OC950

FOR SOMETIME, Charlotte Mary O’Connor – aka Charlotte OC – has been the electro-soulstress on the cusp of brilliance. Her 2013 track ‘Colour My Heart’ remains one of the darkened pop classics that finally distanced her from the bratty pop career Sony had once dreamt she would have.

And in the four-years since, critics, fans and inquisitive bystanders have waited for her actual debut – her inaugural release, ‘For Kenny’ is an acoustic world away from the current alt. pop scene she currently resides in – to drop. Finally it’s over.

‘Careless People’ is exactly what every O’Connor fan would have wanted. Resonating throughout every inch are the battered tales of misguided love played out to a soundtrack befit only for Lana del Rey or Stevie Nicks. The vast experiences endured throughout her life, no doubt including break-ups, expiration and rejuvenation, are openly discussed with a view to enriching those that listen.

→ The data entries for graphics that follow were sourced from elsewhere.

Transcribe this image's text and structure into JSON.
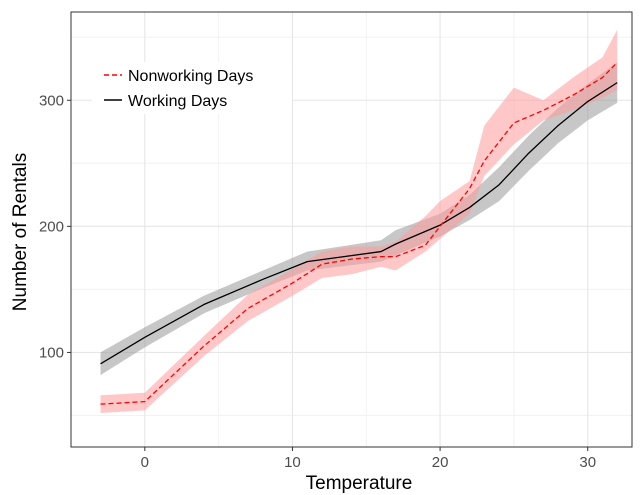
{
  "chart_data": {
    "type": "line",
    "title": "",
    "xlabel": "Temperature",
    "ylabel": "Number of Rentals",
    "xlim": [
      -5,
      33
    ],
    "ylim": [
      25,
      370
    ],
    "xticks": [
      0,
      10,
      20,
      30
    ],
    "yticks": [
      100,
      200,
      300
    ],
    "grid": true,
    "legend_position": "top-left",
    "series": [
      {
        "name": "Working Days",
        "color": "#000000",
        "band_color": "#999999",
        "line_style": "solid",
        "x": [
          -3,
          0,
          4,
          8,
          11,
          16,
          17,
          20,
          22,
          24,
          26,
          28,
          30,
          32
        ],
        "y": [
          91,
          112,
          138,
          158,
          172,
          180,
          186,
          201,
          215,
          233,
          258,
          280,
          299,
          314
        ],
        "lower": [
          82,
          104,
          131,
          151,
          165,
          172,
          177,
          192,
          205,
          220,
          244,
          266,
          284,
          298
        ],
        "upper": [
          100,
          120,
          145,
          165,
          180,
          189,
          197,
          210,
          225,
          247,
          272,
          294,
          313,
          330
        ]
      },
      {
        "name": "Nonworking Days",
        "color": "#ff0000",
        "band_color": "#ff9a9a",
        "line_style": "dashed",
        "x": [
          -3,
          0,
          4,
          7,
          10,
          12,
          14,
          16,
          17,
          19,
          20,
          22,
          23,
          25,
          27,
          29,
          31,
          32
        ],
        "y": [
          59,
          61,
          105,
          135,
          155,
          170,
          174,
          176,
          176,
          185,
          200,
          230,
          252,
          282,
          292,
          304,
          318,
          330
        ],
        "lower": [
          52,
          54,
          97,
          125,
          145,
          159,
          162,
          168,
          165,
          180,
          190,
          210,
          240,
          265,
          284,
          292,
          302,
          308
        ],
        "upper": [
          66,
          68,
          113,
          146,
          166,
          180,
          184,
          184,
          188,
          208,
          220,
          236,
          280,
          310,
          300,
          318,
          334,
          356
        ]
      }
    ]
  }
}
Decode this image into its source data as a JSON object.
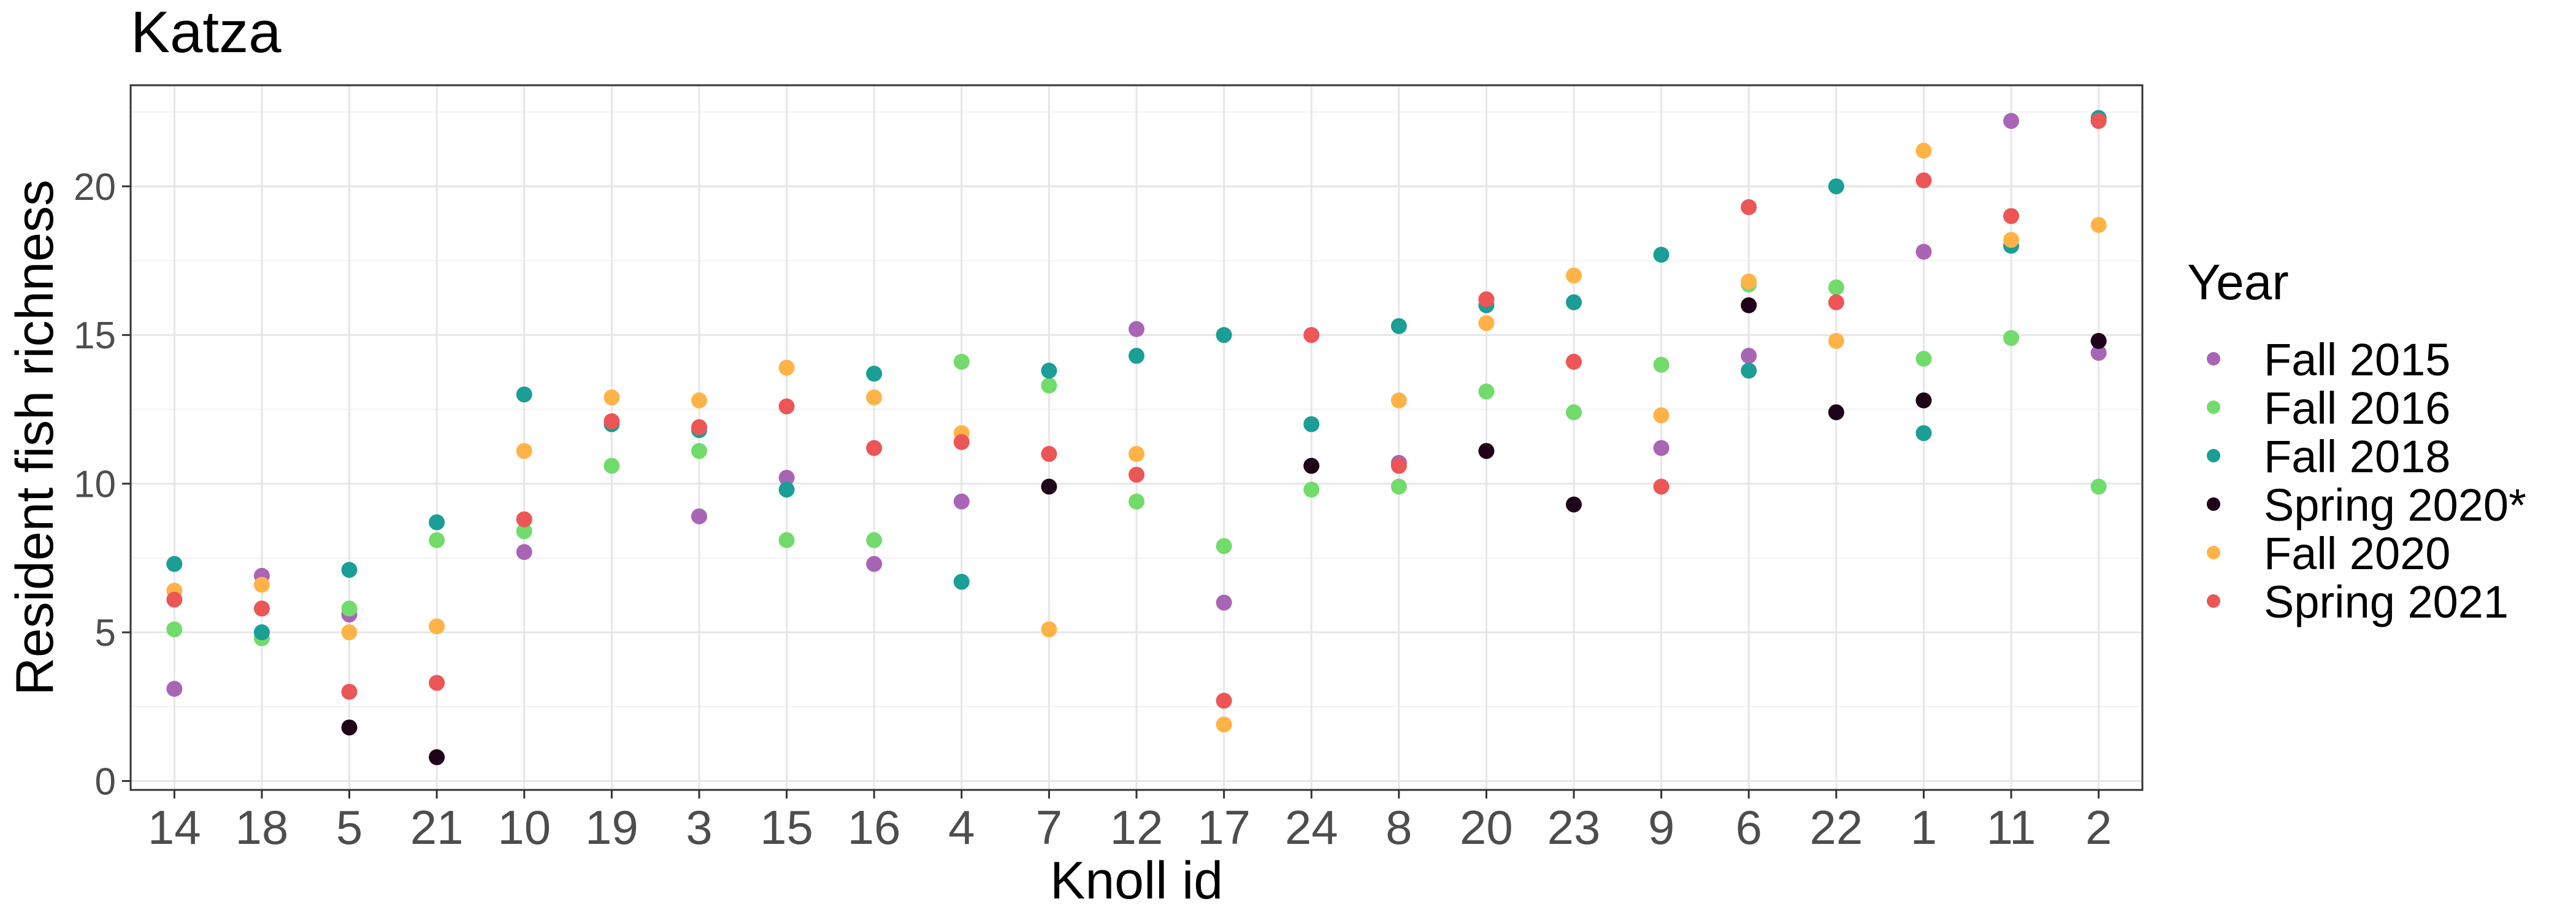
{
  "chart_data": {
    "type": "scatter",
    "title": "Katza",
    "xlabel": "Knoll id",
    "ylabel": "Resident fish richness",
    "categories": [
      "14",
      "18",
      "5",
      "21",
      "10",
      "19",
      "3",
      "15",
      "16",
      "4",
      "7",
      "12",
      "17",
      "24",
      "8",
      "20",
      "23",
      "9",
      "6",
      "22",
      "1",
      "11",
      "2"
    ],
    "ylim": [
      -0.3,
      23.4
    ],
    "yticks": [
      0,
      5,
      10,
      15,
      20
    ],
    "grid": true,
    "legend_title": "Year",
    "legend_position": "right",
    "series": [
      {
        "name": "Fall 2015",
        "color": "#A865B5",
        "values": [
          3.1,
          6.9,
          5.6,
          null,
          7.7,
          null,
          8.9,
          10.2,
          7.3,
          9.4,
          null,
          15.2,
          6.0,
          null,
          10.7,
          null,
          null,
          11.2,
          14.3,
          null,
          17.8,
          22.2,
          14.4
        ]
      },
      {
        "name": "Fall 2016",
        "color": "#71DC6B",
        "values": [
          5.1,
          4.8,
          5.8,
          8.1,
          8.4,
          10.6,
          11.1,
          8.1,
          8.1,
          14.1,
          13.3,
          9.4,
          7.9,
          9.8,
          9.9,
          13.1,
          12.4,
          14.0,
          16.7,
          16.6,
          14.2,
          14.9,
          9.9
        ]
      },
      {
        "name": "Fall 2018",
        "color": "#1A9E96",
        "values": [
          7.3,
          5.0,
          7.1,
          8.7,
          13.0,
          12.0,
          11.8,
          9.8,
          13.7,
          6.7,
          13.8,
          14.3,
          15.0,
          12.0,
          15.3,
          16.0,
          16.1,
          17.7,
          13.8,
          20.0,
          11.7,
          18.0,
          22.3
        ]
      },
      {
        "name": "Spring 2020*",
        "color": "#1F0318",
        "values": [
          null,
          null,
          1.8,
          0.8,
          null,
          null,
          null,
          null,
          null,
          null,
          9.9,
          null,
          null,
          10.6,
          null,
          11.1,
          9.3,
          null,
          16.0,
          12.4,
          12.8,
          null,
          14.8
        ]
      },
      {
        "name": "Fall 2020",
        "color": "#FFB347",
        "values": [
          6.4,
          6.6,
          5.0,
          5.2,
          11.1,
          12.9,
          12.8,
          13.9,
          12.9,
          11.7,
          5.1,
          11.0,
          1.9,
          null,
          12.8,
          15.4,
          17.0,
          12.3,
          16.8,
          14.8,
          21.2,
          18.2,
          18.7
        ]
      },
      {
        "name": "Spring 2021",
        "color": "#EC5656",
        "values": [
          6.1,
          5.8,
          3.0,
          3.3,
          8.8,
          12.1,
          11.9,
          12.6,
          11.2,
          11.4,
          11.0,
          10.3,
          2.7,
          15.0,
          10.6,
          16.2,
          14.1,
          9.9,
          19.3,
          16.1,
          20.2,
          19.0,
          22.2
        ]
      }
    ]
  }
}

In typically O’Connor fashion, its opener ‘Black Out’ sets the tone. Engulfed in a sea of reverberating drums and distant pianos, it’s a number that could easily have been conjured up by Florence Welch. There’s a rooted verve that separates her from her contemporaries such as Rae Morris and Ren Harvieu and mystery that surrounds her. Her voice shatters and quakes. Each melody punched out, each track a massive wave of understated pop. These sentiments are carried out through ‘Darkest House’ – likely a tune that will punch much greater live when a sea of newly christened OC aficionados hum back a chorus line which deserves more depth than occasionally given – and ‘Medicine Man’.

‘Choice’ could easily be a follow-up to ‘Colour My Heart’. The raw piano that offers the space for O’Connor’s vocals to burst out, that constant desire to push the song on to new levels equates itself here to mesmerising strings and choirs. Yet, all this song does is fortify the fact this album is as close to solving the enigma of Charlotte OC as has ever been afforded.

Take ‘Where It Stays’. On the face of it, it’s another track that demonstrates the versatility of the Blackburn-born singer’s voice. Yet scratch under the moody guitar, the song becomes a funeral march of emotion. “It feels like a ghost walking on my grave…makes me feel like you’re living and I’m awake,” is hummed out by O’Connor to question the very existence and sight of human nature. ‘I Want Your Love’ – if London Grammar have any sense they will collaborate with O’Connor because the end result would not be far away from this shimmering piece of elegant electropop – another nod towards forlorn years chasing former lovers.

Naturally, there is more to OC than dejected romance. For someone who knows the formula of a decent pop track, surprises are still in abundance on ‘Careless People’. ‘Shell’ is a album shaker of disco brilliance. It’s as if Guy Chambers had provisionally designated it to Robbie, yet O’Connor was just better at it. And in fairness ‘Running Back To You’ is so cleverly built around the synths and beats, it reminds everyone that ‘Random Access Memories’ by Daft Punk did actually happen.

So from Lancashire to Los Angeles, the wait is over. And what a bustling start this is from our new favourite puzzling popstar.